Figure 2 – Test/retest reliability
Examples Workbook
Click here to download the Excel workbook with the examples described on this webpage.
References
Loo, T. K., Li, M. Y. (2016) A guideline of selecting and reporting intraclass correlation coefficients for reliability research. Journal of Chiropractic Medicine 15, 155–163
https://www.ncbi.nlm.nih.gov/pmc/articles/PMC4913118/
Qin, S., Nelson, L., McLeod, L., Eremenco, S., Coons, S. J. (2018) Assessing test–retest reliability of patient-reported outcome measures using intraclass correlation coefficients: recommendations for selecting and documenting the analytical formula
https://link.springer.com/article/10.1007/s11136-018-2076-0
Assana, S. (2022) A beginner’s guide to the intraclass correlation coefficient (ICC)

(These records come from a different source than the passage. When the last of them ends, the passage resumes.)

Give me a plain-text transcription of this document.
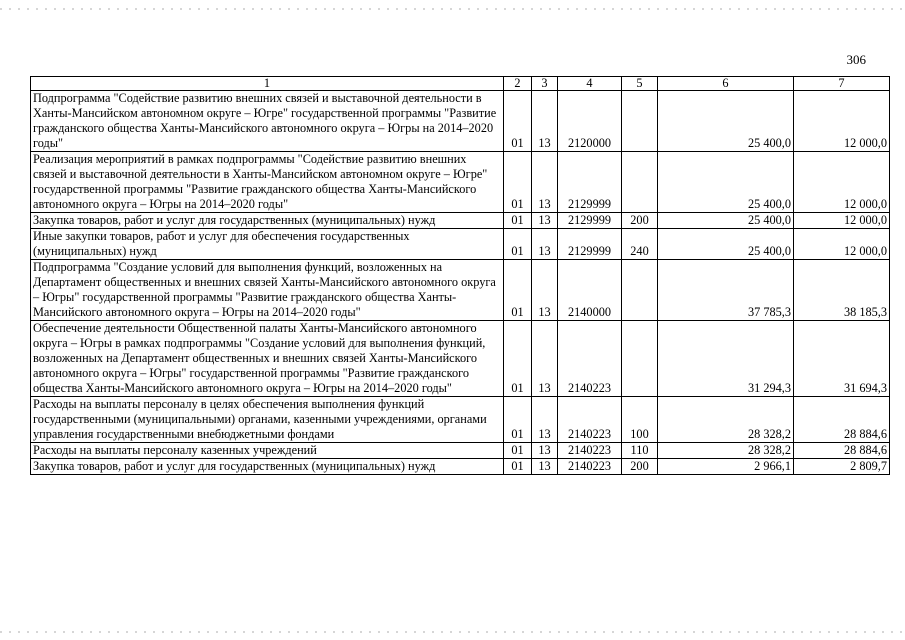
306
1	2	3	4	5	6	7
Подпрограмма "Содействие развитию внешних связей и выставочной деятельности в Ханты-Мансийском автономном округе – Югре" государственной программы "Развитие гражданского общества Ханты-Мансийского автономного округа – Югры на 2014–2020 годы"	01	13	2120000		25 400,0	12 000,0
Реализация мероприятий в рамках подпрограммы "Содействие развитию внешних связей и выставочной деятельности в Ханты-Мансийском автономном округе – Югре" государственной программы "Развитие гражданского общества Ханты-Мансийского автономного округа – Югры на 2014–2020 годы"	01	13	2129999		25 400,0	12 000,0
Закупка товаров, работ и услуг для государственных (муниципальных) нужд	01	13	2129999	200	25 400,0	12 000,0
Иные закупки товаров, работ и услуг для обеспечения государственных (муниципальных) нужд	01	13	2129999	240	25 400,0	12 000,0
Подпрограмма "Создание условий для выполнения функций, возложенных на Департамент общественных и внешних связей Ханты-Мансийского автономного округа – Югры" государственной программы "Развитие гражданского общества Ханты-Мансийского автономного округа – Югры на 2014–2020 годы"	01	13	2140000		37 785,3	38 185,3
Обеспечение деятельности Общественной палаты Ханты-Мансийского автономного округа – Югры в рамках подпрограммы "Создание условий для выполнения функций, возложенных на Департамент общественных и внешних связей Ханты-Мансийского автономного округа – Югры" государственной программы "Развитие гражданского общества Ханты-Мансийского автономного округа – Югры на 2014–2020 годы"	01	13	2140223		31 294,3	31 694,3
Расходы на выплаты персоналу в целях обеспечения выполнения функций государственными (муниципальными) органами, казенными учреждениями, органами управления государственными внебюджетными фондами	01	13	2140223	100	28 328,2	28 884,6
Расходы на выплаты персоналу казенных учреждений	01	13	2140223	110	28 328,2	28 884,6
Закупка товаров, работ и услуг для государственных (муниципальных) нужд	01	13	2140223	200	2 966,1	2 809,7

https://medium.com/@SalahAssana/a-beginners-guide-to-the-intraclass-correlation-coefficient-icc-288f7fe7bcfc
Weir, J. (2005) Quantifying test-retest reliability using the intraclass correlation coefficient and the SEM
https://www.researchgate.net/publication/8028009_Quantifying_Test-Retest_Reliability_Using_The_Intraclass_Correlation_Coefficient_and_the_SEM
Hi Charles. Could I use the same approach when there are 2 raters but the scores for a given metric are simply “0” or “1”? For example, if a rater is evaluating the presence (ie “1”) or absence (ie “0”) of something. Any advice would be great appreciated.
Hello Mark,
Initially, I thought that ICC would not be suitable for dichotomous data, but as I look into this further it does seem that ICC is indeed used with dichotomous data. In any case, the following may be helpful to you:
https://stats.stackexchange.com/questions/213743/test-retest-of-highly-skewed-dichotomous-variables
https://www.hsph.harvard.edu/wp-content/uploads/sites/59/2016/10/harvard-lecture-series-session-2_Reliability.pdf
Charles
Actually, the issue arrises when there is negative correlation due to testakers with lower scores on the test generally getting high scores on the retest, while testtakers with higher scores on the test not improving their performance as much on the retest and/or getting lower scores on the retest, such that the mean of the retest may be higher but the correlation retest and test is negative.
Hi Charles! I am back with another question. Using ICC(1,1) for a test-retest scenario, I sometimes get a neagative value for certain segmetations of my data set. This seems follow the direction of the correlation between my test and retest scores. That is, if the mean retest score is lower than the mean test score, and there is a negative correlation, then there tends to be a negatie ICC value. Is this to be expected? How should this be interpreted? I am finding mixed info ont the Web. Thanks a lot!
Hi Mike,
The values of the ICC and correlation do seem to be similar. I did come up with a made-up example where the signs are different:
(4,0), (5,2), (5,2), (2,5), (7,5).
Charles
Thanks a lot for this reply! Later I saw that the directions are not always the same. It seems that if low test scores tend to result higher retest scores while high test scores result in lower retest scores, you get a situation with very low, possibly negative ICC, and a negative correlation. But I have seen that sometimes the correlation is positive while the ICC is negative. With my data, I have not yet seen a case where ICC is positive and r is negative. That seems logical to me though. So I guess this is just one situation where you can get a negative ICC.